Free alternative: OpenAI shipped a free Codex plugin the same day connecting to 50+ biology databases. Works with GPT-5.4 (which most people already have access to). Codex adds database connectivity; Rosalind adds deeper biological reasoning. (Source: ai-bio-tools-playbook.md, §1)
Specific Prompts for Open Enzyme¶
Prompt 1: Codon Optimization for Target Organism¶
You are a synthetic biology expert. I need to optimize the A. flavus uricase gene
(GenBank X61766.1, 906 bp coding sequence) for expression in Saccharomyces cerevisiae.
Task:
1. Analyze the native A. flavus codon usage against S. cerevisiae codon preferences
2. Identify rare codons and potential issues (cryptic polyA sites, splice sites, secondary structures that interfere with expression)

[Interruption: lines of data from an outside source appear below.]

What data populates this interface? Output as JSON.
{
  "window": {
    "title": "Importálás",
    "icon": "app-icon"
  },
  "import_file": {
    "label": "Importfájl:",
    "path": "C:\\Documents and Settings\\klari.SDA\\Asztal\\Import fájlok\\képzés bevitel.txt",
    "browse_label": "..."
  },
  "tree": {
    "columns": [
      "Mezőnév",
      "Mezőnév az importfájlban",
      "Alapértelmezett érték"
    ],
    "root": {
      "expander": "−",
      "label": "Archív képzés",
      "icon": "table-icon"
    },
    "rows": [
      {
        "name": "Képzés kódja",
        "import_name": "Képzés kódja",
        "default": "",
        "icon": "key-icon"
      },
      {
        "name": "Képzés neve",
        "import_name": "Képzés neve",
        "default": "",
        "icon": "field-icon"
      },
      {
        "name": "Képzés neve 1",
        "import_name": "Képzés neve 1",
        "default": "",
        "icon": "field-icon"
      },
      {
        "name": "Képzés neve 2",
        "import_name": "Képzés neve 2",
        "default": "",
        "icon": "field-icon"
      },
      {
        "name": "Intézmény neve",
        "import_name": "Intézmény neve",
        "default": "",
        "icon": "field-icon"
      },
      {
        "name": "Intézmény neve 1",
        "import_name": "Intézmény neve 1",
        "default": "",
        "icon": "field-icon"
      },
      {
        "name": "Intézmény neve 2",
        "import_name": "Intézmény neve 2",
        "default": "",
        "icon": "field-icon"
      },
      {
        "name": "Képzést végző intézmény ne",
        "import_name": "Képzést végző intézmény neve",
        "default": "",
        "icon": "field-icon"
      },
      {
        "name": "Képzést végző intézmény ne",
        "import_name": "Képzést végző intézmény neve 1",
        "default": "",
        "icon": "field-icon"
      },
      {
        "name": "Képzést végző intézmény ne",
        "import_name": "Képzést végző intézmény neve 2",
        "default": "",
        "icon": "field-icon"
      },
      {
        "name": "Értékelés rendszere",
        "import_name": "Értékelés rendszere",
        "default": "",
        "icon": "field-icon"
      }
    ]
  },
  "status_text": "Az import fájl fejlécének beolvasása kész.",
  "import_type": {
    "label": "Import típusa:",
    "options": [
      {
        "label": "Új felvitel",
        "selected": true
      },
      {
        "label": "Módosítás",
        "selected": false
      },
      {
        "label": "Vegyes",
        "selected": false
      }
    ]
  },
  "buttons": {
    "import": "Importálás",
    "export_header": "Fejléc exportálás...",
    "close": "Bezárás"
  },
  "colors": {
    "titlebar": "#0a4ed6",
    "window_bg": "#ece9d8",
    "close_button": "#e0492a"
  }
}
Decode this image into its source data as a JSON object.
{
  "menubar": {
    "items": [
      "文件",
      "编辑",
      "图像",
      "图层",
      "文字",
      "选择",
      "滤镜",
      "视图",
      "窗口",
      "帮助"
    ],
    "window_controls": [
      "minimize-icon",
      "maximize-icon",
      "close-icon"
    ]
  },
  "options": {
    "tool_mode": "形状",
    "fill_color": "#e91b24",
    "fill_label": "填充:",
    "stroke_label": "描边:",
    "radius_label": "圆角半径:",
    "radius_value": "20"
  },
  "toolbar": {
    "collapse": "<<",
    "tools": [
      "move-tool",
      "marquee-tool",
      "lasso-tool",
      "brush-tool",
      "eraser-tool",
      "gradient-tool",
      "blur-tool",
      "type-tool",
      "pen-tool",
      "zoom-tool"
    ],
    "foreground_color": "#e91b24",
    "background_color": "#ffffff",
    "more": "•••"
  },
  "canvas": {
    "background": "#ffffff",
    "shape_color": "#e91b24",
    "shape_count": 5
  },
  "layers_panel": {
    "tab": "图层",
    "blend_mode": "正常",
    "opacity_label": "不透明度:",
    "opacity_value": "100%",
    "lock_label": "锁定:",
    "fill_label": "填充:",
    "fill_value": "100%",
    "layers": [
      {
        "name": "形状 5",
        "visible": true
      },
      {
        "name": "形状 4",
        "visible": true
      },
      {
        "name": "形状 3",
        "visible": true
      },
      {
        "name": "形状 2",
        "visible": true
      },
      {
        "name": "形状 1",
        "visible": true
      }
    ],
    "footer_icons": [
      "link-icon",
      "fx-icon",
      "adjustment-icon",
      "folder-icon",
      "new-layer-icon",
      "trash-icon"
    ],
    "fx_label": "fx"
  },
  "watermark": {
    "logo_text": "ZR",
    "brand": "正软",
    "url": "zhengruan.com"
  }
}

3. Generate a codon-optimized version minimizing changes while maximizing expression efficiency
4. Maintain the protein sequence exactly (no amino acid changes)
5. Provide before/after codon usage comparison
Output format:
- Native sequence (1st 50 bp shown, then "...")
- Optimized sequence (1st 50 bp shown)
- Codon usage table comparison (native vs. S. cerevisiae optimal)
- Identified problem regions and fixes
Expected output: Detailed codon optimization with rationale. Can then submit to gene synthesis service (Twist, IDT, GenScript) with minor tweaks.
Prompt 2: Promoter and Regulatory Element Design¶
Design an expression cassette for A. flavus uricase in S. cerevisiae.
Requirements:
- Constitutive expression (always on, no glucose repression)
- Strong but not maximum (avoid metabolic stress; target ~5-10% of total protein)
- Suitable for food fermentation (no inducible systems that require chemicals)
- Include secretion signal for extracellular expression (optional second variant)
Cassette components needed:
1. Promoter recommendation (strength ranking vs. alternatives)
2. 5' UTR / RBS equivalent for yeast
3. Signal peptide options if secretion desired
4. Terminator selection
5. Selectable marker (mention both lab and food-production versions)
Output:
- Two cassette diagrams (intracellular vs. secreted)
- Justification for each component choice
- Expected expression levels based on known benchmarks
- Known failure modes (what could go wrong?)
Expected output: Practical design immediately usable for cloning; literature-backed recommendations.
Prompt 3: Literature Mining for Enzyme Variants¶
I need alternative uricase genes that could express well in Saccharomyces cerevisiae.
Known options:
- A. flavus uricase (rasburicase source; >20 years clinical use)
- C. utilis uricase (higher specific activity; less characterized in yeast)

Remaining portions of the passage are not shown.